I have been doing litigation support for a long time. I have worked with many attorneys on many cases. I have worked with many service providers.
I know the various processes the attorneys will use to decide which document sets need to be included in the next production set.
I have observed the attorneys making promises to the government or to opposing counsel regarding the timeline for producing documents.
I understand the steps necessary for the service provider to prepare a final production set that meets the requested specifications.
One of the key roles of a litigation support professional is “managing expectations”. It is absolutely possible to negotiate a production timeline that will not cause a ridiculous amount of stress and anxiety for the attorneys, for litigation support, and especially for the service provider. I believe in setting up the entire team for success.
I do not understand why service providers are receiving an email from their client, at the last minute, with no prior heads-up, that contains a request for a final production set (thousands of documents).
The client's expectation is that the service provider will “push that non-existent easy button” and perform all of the many steps it takes to prepare a final production set, that will be error free, that will match the specifications requested, and that will be turned around within 24 hours or worse yet, the same day!
If this is happening in your work environment, then one or more people in the workflow are not practicing good “legal project management” skills. It is that simple.
Seriously, production preparation need not be rushed. There is better way.
10 Comments
Amy, Wonderful article! It’s as if you are inside of my head, capturing all of my thoughts 🙂 Well done.
You are not alone, Sheneika.
What?! You mean there’s a way, other than last minute, to do legal business?! Amazing! 😉
I hope you’ve been able to see what it looks like, Ms. Chassidy.
A non-last-minute production? Nope. But I hope to someday! 😀
We do about 98% of our work fully in-house and so its been interesting since about November last year watching a series of ‘apparently’ super-duper urgent matter deadlines come at us like sets of waves at the beach.
[commence sarcastic remark] Maybe you could write the next article about how good lawyers are at project management.
I like the beach waves analogy, Matthew, and the sarcasm.

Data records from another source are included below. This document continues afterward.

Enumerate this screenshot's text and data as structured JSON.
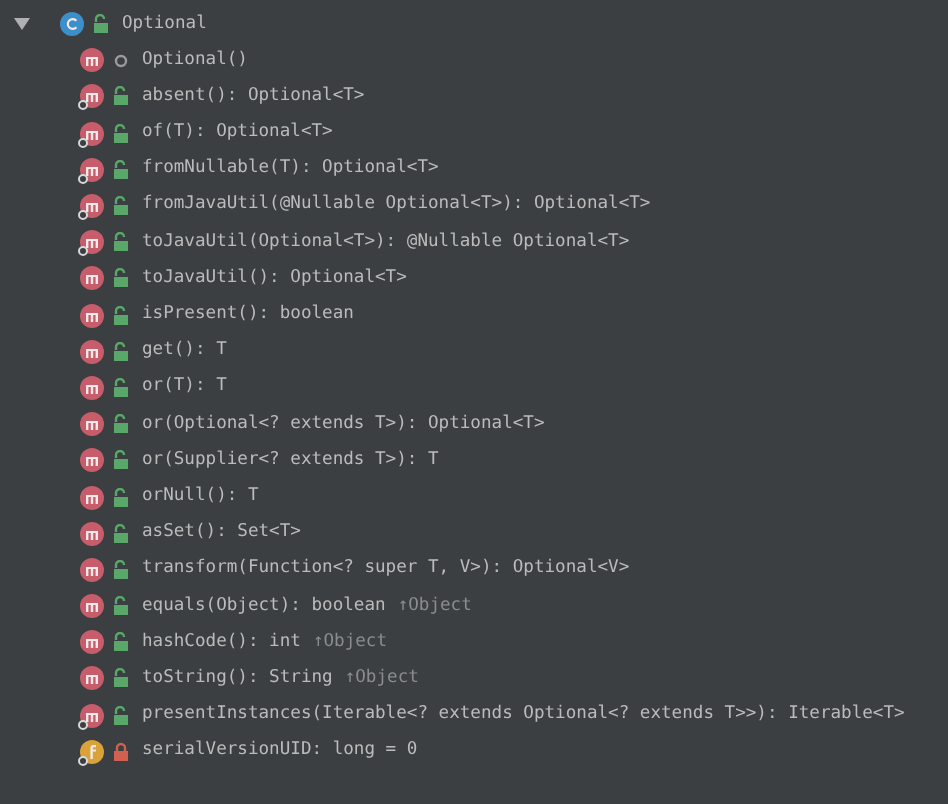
{
  "root": {
    "label": "Optional",
    "kind": "class",
    "access_icon": {
      "kind": "public"
    },
    "expanded": true,
    "children": [
      {
        "label": "Optional()",
        "kind": "method",
        "static": false,
        "access_icon": {
          "kind": "package"
        }
      },
      {
        "label": "absent(): Optional<T>",
        "kind": "method",
        "static": true,
        "access_icon": {
          "kind": "public"
        }
      },
      {
        "label": "of(T): Optional<T>",
        "kind": "method",
        "static": true,
        "access_icon": {
          "kind": "public"
        }
      },
      {
        "label": "fromNullable(T): Optional<T>",
        "kind": "method",
        "static": true,
        "access_icon": {
          "kind": "public"
        }
      },
      {
        "label": "fromJavaUtil(@Nullable Optional<T>): Optional<T>",
        "kind": "method",
        "static": true,
        "access_icon": {
          "kind": "public"
        }
      },
      {
        "label": "toJavaUtil(Optional<T>): @Nullable Optional<T>",
        "kind": "method",
        "static": true,
        "access_icon": {
          "kind": "public"
        }
      },
      {
        "label": "toJavaUtil(): Optional<T>",
        "kind": "method",
        "static": false,
        "access_icon": {
          "kind": "public"
        }
      },
      {
        "label": "isPresent(): boolean",
        "kind": "method",
        "static": false,
        "access_icon": {
          "kind": "public"
        }
      },
      {
        "label": "get(): T",
        "kind": "method",
        "static": false,
        "access_icon": {
          "kind": "public"
        }
      },
      {
        "label": "or(T): T",
        "kind": "method",
        "static": false,
        "access_icon": {
          "kind": "public"
        }
      },
      {
        "label": "or(Optional<? extends T>): Optional<T>",
        "kind": "method",
        "static": false,
        "access_icon": {
          "kind": "public"
        }
      },
      {
        "label": "or(Supplier<? extends T>): T",
        "kind": "method",
        "static": false,
        "access_icon": {
          "kind": "public"
        }
      },
      {
        "label": "orNull(): T",
        "kind": "method",
        "static": false,
        "access_icon": {
          "kind": "public"
        }
      },
      {
        "label": "asSet(): Set<T>",
        "kind": "method",
        "static": false,
        "access_icon": {
          "kind": "public"
        }
      },
      {
        "label": "transform(Function<? super T, V>): Optional<V>",
        "kind": "method",
        "static": false,
        "access_icon": {
          "kind": "public"
        }
      },
      {
        "label": "equals(Object): boolean",
        "kind": "method",
        "static": false,
        "access_icon": {
          "kind": "public"
        },
        "inherited": "↑Object"
      },
      {
        "label": "hashCode(): int",
        "kind": "method",
        "static": false,
        "access_icon": {
          "kind": "public"
        },
        "inherited": "↑Object"
      },
      {
        "label": "toString(): String",
        "kind": "method",
        "static": false,
        "access_icon": {
          "kind": "public"
        },
        "inherited": "↑Object"
      },
      {
        "label": "presentInstances(Iterable<? extends Optional<? extends T>>): Iterable<T>",
        "kind": "method",
        "static": true,
        "access_icon": {
          "kind": "public"
        }
      },
      {
        "label": "serialVersionUID: long = 0",
        "kind": "field",
        "static": true,
        "access_icon": {
          "kind": "private"
        }
      }
    ]
  }
}
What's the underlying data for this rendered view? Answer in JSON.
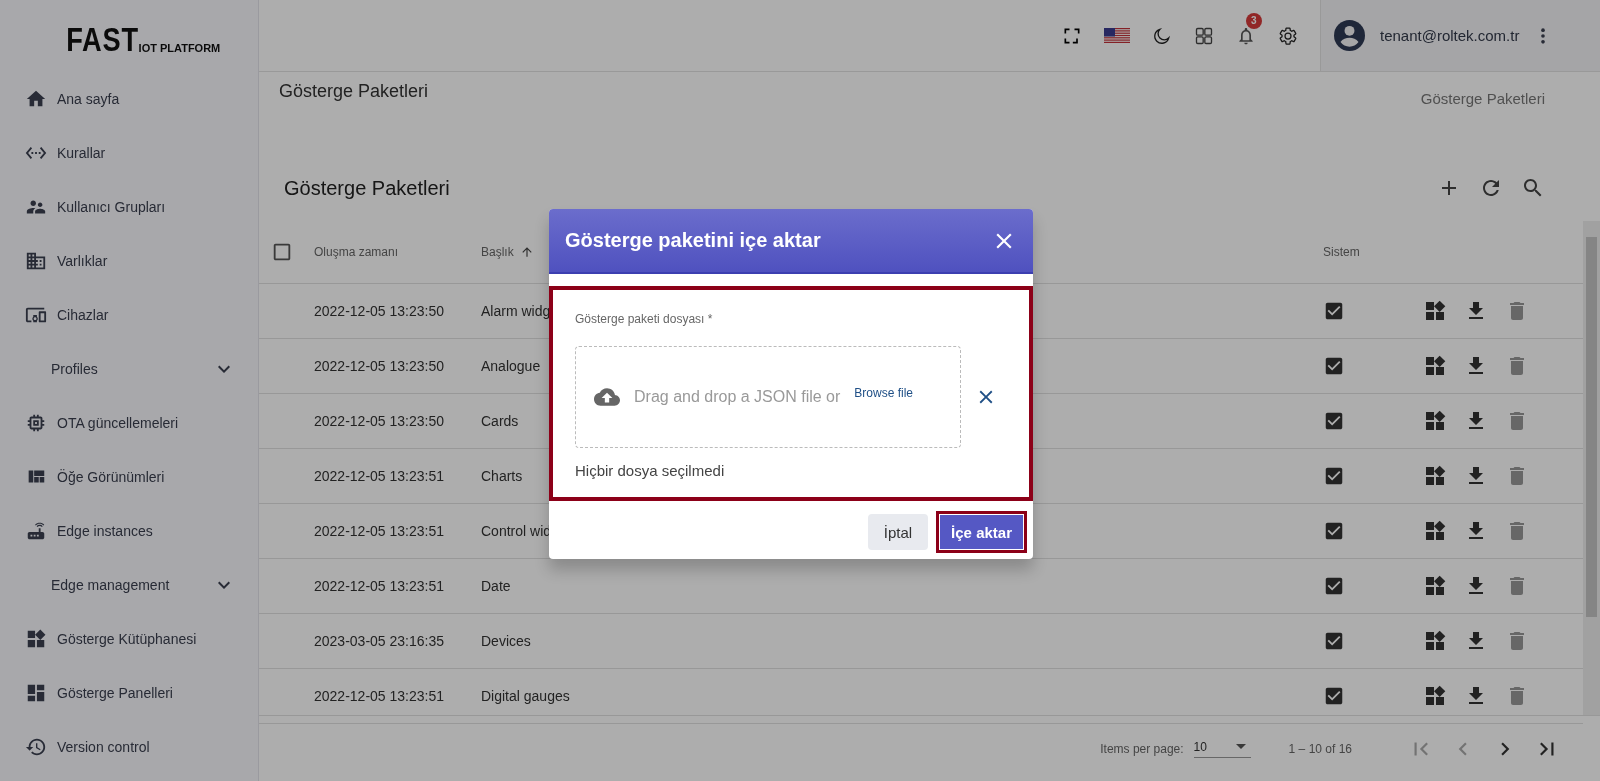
{
  "logo": {
    "main": "FAST",
    "sub": "IOT PLATFORM"
  },
  "sidebar": {
    "items": [
      {
        "kind": "link",
        "label": "Ana sayfa"
      },
      {
        "kind": "link",
        "label": "Kurallar"
      },
      {
        "kind": "link",
        "label": "Kullanıcı Grupları"
      },
      {
        "kind": "link",
        "label": "Varlıklar"
      },
      {
        "kind": "link",
        "label": "Cihazlar"
      },
      {
        "kind": "group",
        "label": "Profiles",
        "expanded": false
      },
      {
        "kind": "link",
        "label": "OTA güncellemeleri"
      },
      {
        "kind": "link",
        "label": "Öğe Görünümleri"
      },
      {
        "kind": "link",
        "label": "Edge instances"
      },
      {
        "kind": "group",
        "label": "Edge management",
        "expanded": false
      },
      {
        "kind": "link",
        "label": "Gösterge Kütüphanesi"
      },
      {
        "kind": "link",
        "label": "Gösterge Panelleri"
      },
      {
        "kind": "link",
        "label": "Version control"
      }
    ]
  },
  "topbar": {
    "notifications_badge": "3",
    "user_email": "tenant@roltek.com.tr"
  },
  "page": {
    "title": "Gösterge Paketleri",
    "breadcrumb": "Gösterge Paketleri"
  },
  "card": {
    "title": "Gösterge Paketleri"
  },
  "table": {
    "select_all_checked": false,
    "columns": [
      {
        "label": "Oluşma zamanı",
        "sorted": false
      },
      {
        "label": "Başlık",
        "sorted": true
      },
      {
        "label": "Sistem",
        "sorted": false
      }
    ],
    "rows": [
      {
        "created": "2022-12-05 13:23:50",
        "title": "Alarm widg",
        "system": true,
        "delete_disabled": true
      },
      {
        "created": "2022-12-05 13:23:50",
        "title": "Analogue",
        "system": true,
        "delete_disabled": true
      },
      {
        "created": "2022-12-05 13:23:50",
        "title": "Cards",
        "system": true,
        "delete_disabled": true
      },
      {
        "created": "2022-12-05 13:23:51",
        "title": "Charts",
        "system": true,
        "delete_disabled": true
      },
      {
        "created": "2022-12-05 13:23:51",
        "title": "Control wid",
        "system": true,
        "delete_disabled": true
      },
      {
        "created": "2022-12-05 13:23:51",
        "title": "Date",
        "system": true,
        "delete_disabled": true
      },
      {
        "created": "2023-03-05 23:16:35",
        "title": "Devices",
        "system": true,
        "delete_disabled": true
      },
      {
        "created": "2022-12-05 13:23:51",
        "title": "Digital gauges",
        "system": true,
        "delete_disabled": true
      }
    ]
  },
  "pagination": {
    "items_per_page_label": "Items per page:",
    "page_size": "10",
    "range": "1 – 10 of 16",
    "first_disabled": true,
    "prev_disabled": true,
    "next_disabled": false,
    "last_disabled": false
  },
  "dialog": {
    "title": "Gösterge paketini içe aktar",
    "field_label": "Gösterge paketi dosyası *",
    "drop_text": "Drag and drop a JSON file or",
    "browse_label": "Browse file",
    "status": "Hiçbir dosya seçilmedi",
    "highlighted": true,
    "buttons": [
      {
        "kind": "cancel",
        "label": "İptal",
        "highlighted": false
      },
      {
        "kind": "primary",
        "label": "İçe aktar",
        "highlighted": true
      }
    ]
  }
}
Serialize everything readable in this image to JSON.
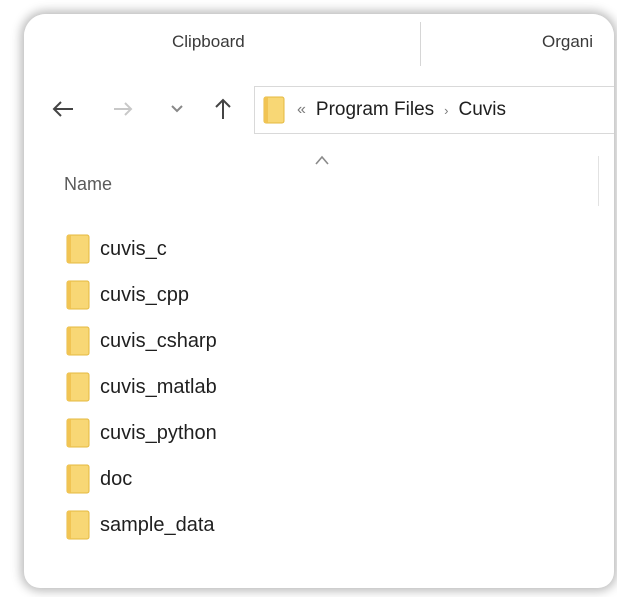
{
  "ribbon": {
    "groups": [
      "Clipboard",
      "Organi"
    ]
  },
  "nav": {
    "back_icon": "arrow-left-icon",
    "forward_icon": "arrow-right-icon",
    "recent_icon": "chevron-down-icon",
    "up_icon": "arrow-up-icon",
    "address": {
      "overflow_chevrons": "«",
      "crumbs": [
        "Program Files",
        "Cuvis"
      ],
      "separator": "›"
    }
  },
  "file_list": {
    "column_header": "Name",
    "sort_icon": "chevron-up-icon",
    "items": [
      {
        "name": "cuvis_c",
        "type": "folder"
      },
      {
        "name": "cuvis_cpp",
        "type": "folder"
      },
      {
        "name": "cuvis_csharp",
        "type": "folder"
      },
      {
        "name": "cuvis_matlab",
        "type": "folder"
      },
      {
        "name": "cuvis_python",
        "type": "folder"
      },
      {
        "name": "doc",
        "type": "folder"
      },
      {
        "name": "sample_data",
        "type": "folder"
      }
    ]
  },
  "colors": {
    "folder_fill": "#f8d775",
    "folder_edge": "#e4b93f",
    "arrow_active": "#444444",
    "arrow_disabled": "#c8c8c8"
  }
}
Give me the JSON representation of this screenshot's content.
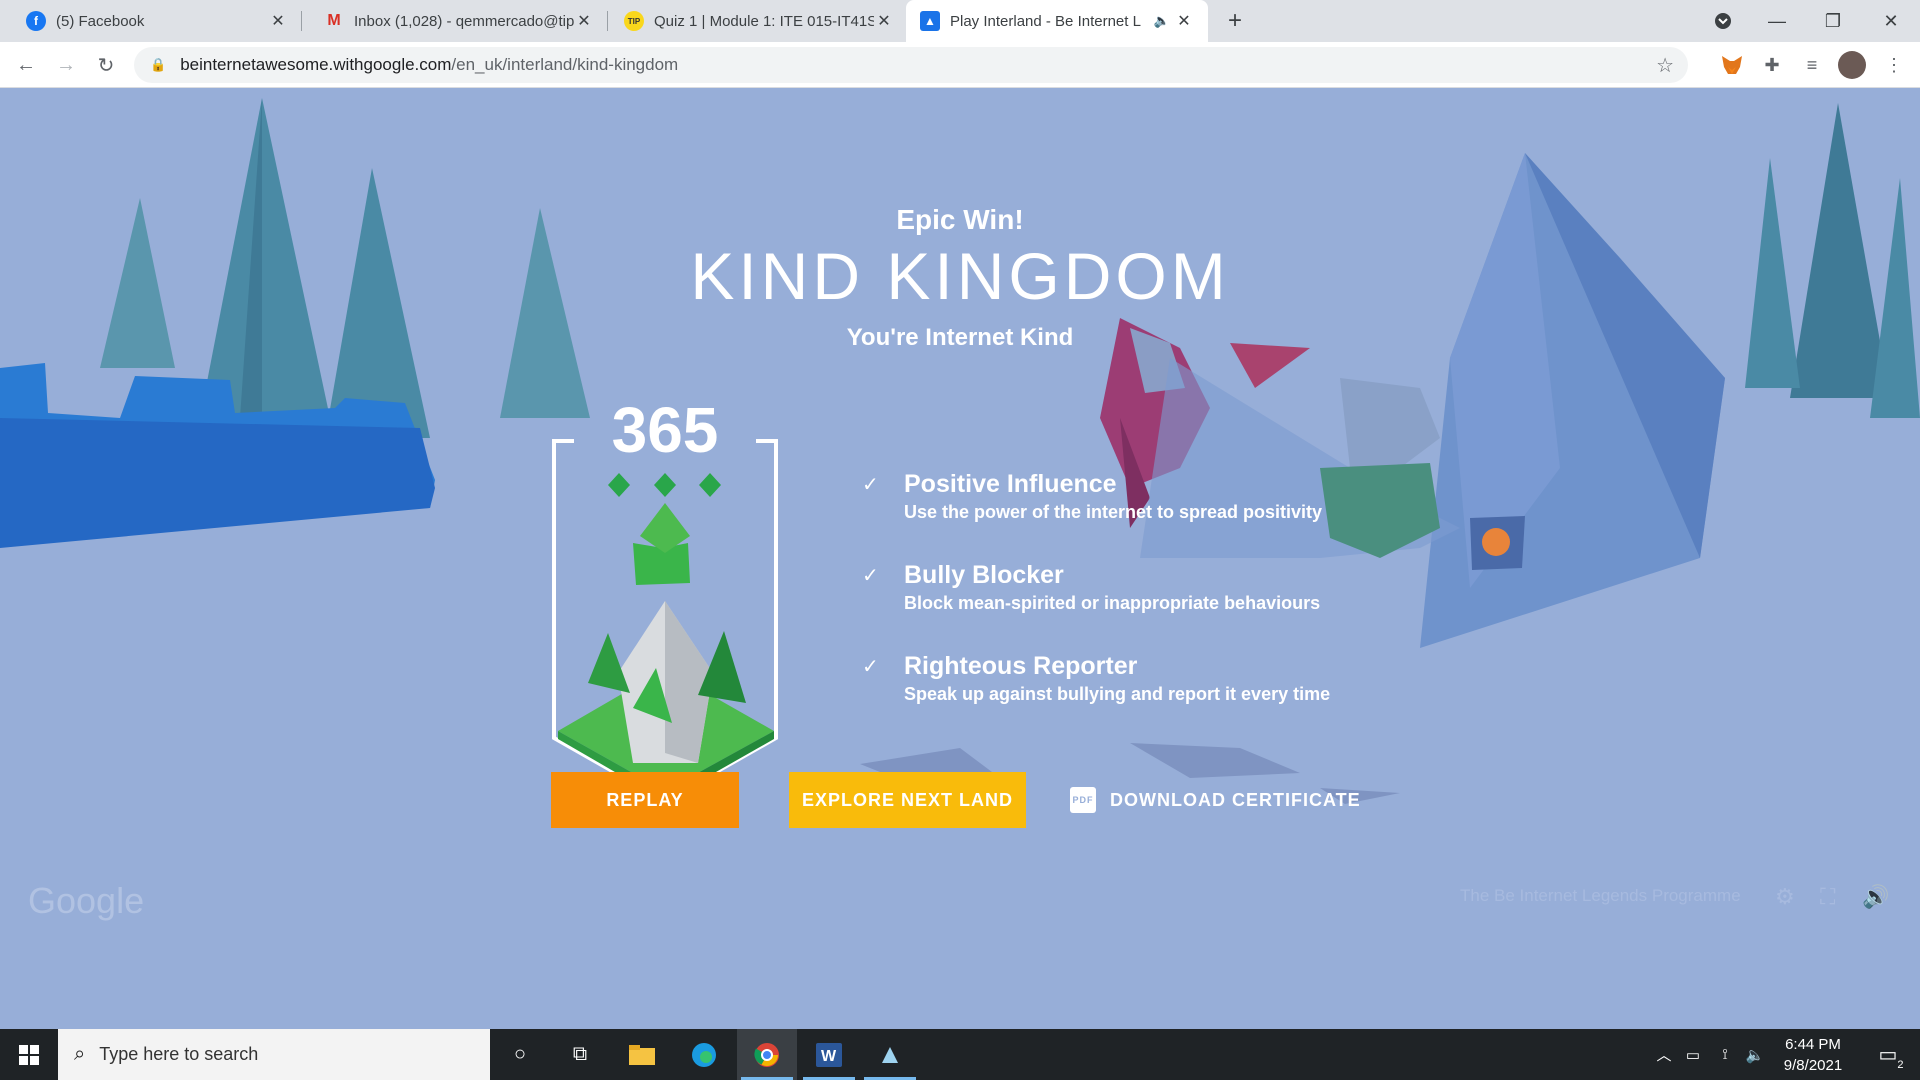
{
  "browser": {
    "tabs": [
      {
        "title": "(5) Facebook",
        "icon": "facebook-icon",
        "active": false
      },
      {
        "title": "Inbox (1,028) - qemmercado@tip",
        "icon": "gmail-icon",
        "active": false
      },
      {
        "title": "Quiz 1 | Module 1: ITE 015-IT41S",
        "icon": "tip-icon",
        "active": false
      },
      {
        "title": "Play Interland - Be Internet L",
        "icon": "interland-icon",
        "active": true
      }
    ],
    "new_tab_label": "+",
    "url_host": "beinternetawesome.withgoogle.com",
    "url_path": "/en_uk/interland/kind-kingdom"
  },
  "game": {
    "epic": "Epic Win!",
    "title": "KIND KINGDOM",
    "subtitle": "You're Internet Kind",
    "score": "365",
    "gems": 3,
    "achievements": [
      {
        "name": "Positive Influence",
        "desc": "Use the power of the internet to spread positivity"
      },
      {
        "name": "Bully Blocker",
        "desc": "Block mean-spirited or inappropriate behaviours"
      },
      {
        "name": "Righteous Reporter",
        "desc": "Speak up against bullying and report it every time"
      }
    ],
    "buttons": {
      "replay": "REPLAY",
      "explore": "EXPLORE NEXT LAND",
      "certificate": "DOWNLOAD CERTIFICATE",
      "pdf_badge": "PDF"
    },
    "footer": {
      "google": "Google",
      "programme": "The Be Internet Legends Programme"
    },
    "colors": {
      "sky": "#97aed8",
      "replay": "#f78d07",
      "explore": "#f9bb0b"
    }
  },
  "taskbar": {
    "search_placeholder": "Type here to search",
    "time": "6:44 PM",
    "date": "9/8/2021",
    "notification_count": "2"
  }
}
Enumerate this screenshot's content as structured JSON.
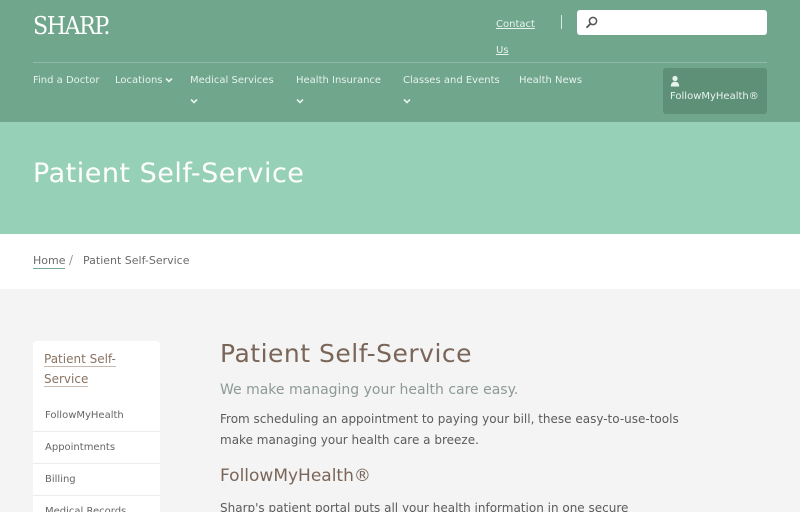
{
  "header": {
    "logo": "SHARP.",
    "contact_link": "Contact Us",
    "search": {
      "placeholder": ""
    },
    "nav": [
      {
        "label": "Find a Doctor",
        "has_dropdown": false
      },
      {
        "label": "Locations",
        "has_dropdown": true
      },
      {
        "label": "Medical Services",
        "has_dropdown": true
      },
      {
        "label": "Health Insurance",
        "has_dropdown": true
      },
      {
        "label": "Classes and Events",
        "has_dropdown": true
      },
      {
        "label": "Health News",
        "has_dropdown": false
      }
    ],
    "portal_button": "FollowMyHealth®"
  },
  "banner": {
    "title": "Patient Self-Service"
  },
  "breadcrumb": {
    "home": "Home",
    "separator": "/",
    "current": "Patient Self-Service"
  },
  "sidebar": {
    "title": "Patient Self-Service",
    "items": [
      "FollowMyHealth",
      "Appointments",
      "Billing",
      "Medical Records"
    ]
  },
  "main": {
    "title": "Patient Self-Service",
    "subtitle": "We make managing your health care easy.",
    "intro": "From scheduling an appointment to paying your bill, these easy-to-use-tools make managing your health care a breeze.",
    "section_title": "FollowMyHealth®",
    "section_text": "Sharp's patient portal puts all your health information in one secure"
  },
  "colors": {
    "header_bg": "#6fa68c",
    "banner_bg": "#96d1b7",
    "portal_button_bg": "#5e9078",
    "heading_brown": "#7a6659"
  },
  "icons": {
    "search": "search-icon",
    "chevron": "chevron-down-icon",
    "user": "user-icon"
  }
}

Once the new rules come into play after December, I hope things will change. I have found that most of the “rush jobs” are actually fixes due to communication issues between the parties. They are in a rush to prevent a missed deadline and the fear of the other side going to the Judge. When I was on the Law Firm side I also found that with the billable hour famine, a lot of productions were done by Associates with no idea about load files or the ability to track back to original docs.
After December when the Judges are very much involved in production specs from the start, some of this may change. Judges are getting fed up with the requests for extensions and complaints about production format. I may be walking on the sunny side of the street but I think after a few conversations in chambers and maybe some sanctions, this problem may not be as bad. We will always have poor attorney project managers but they will quickly learn to lean on the resources available to them.
I think part of the issue is service provider’s sales teams over-promising on the ability to meet deadlines. I’ve seen countless times when service providers promised to meet a deadline that there was certainly no realistic way to meet effectively(and they didn’t). I think the thought process is that once they have the case or business, then there’s always a chance to push back deadlines, or charge ‘rush’ fees. One of the questions I always ask prior to engagement is “if we call on Monday and need a million pages tiffed, branded, qc’d and produced, how long would that take you without incurring any ‘rush charges’?” Providers need to be very up front about timing, and charges related to rushing projects. Has anyone ever gotten an e-discovery bill and been surprised at how much lower it was than the projected amount? I also think that production format has a lot to do with timing. We can turn around a native production about ten times faster than a tiff or PDF production. Once we see clients insist that attorneys find a better way to think about documents than “how many pages is that?” and realize that native productions save thousands even on small document sets, then maybe the industry will get away from TIFF and PDF conversions which is where we spend a lot of our production time (conversion, error-checking, writing a new process to handle some Adobe issue no one has ever seen before, checking for TIFF artifact lines in OCR’d PDFs….etc.) I can have those 10,000 native files produced in a couple of hours – mistake free…make me convert them to another format and it’s going to take days, and there are going to be issues.
This is interesting, as it is just a slice of my daily routine. I do find that when working directly with corporate clients (specifically, the law firm hired by the corporation) to handle their productions there is usually less kaos, than if we are working with consulting companies or partners who are in between us and the firm. Makes me wonder if these “deadlines” are not fabricated, or, if like most things in this industry, people are just waiting to the last minute to prepare these “urgent” productions.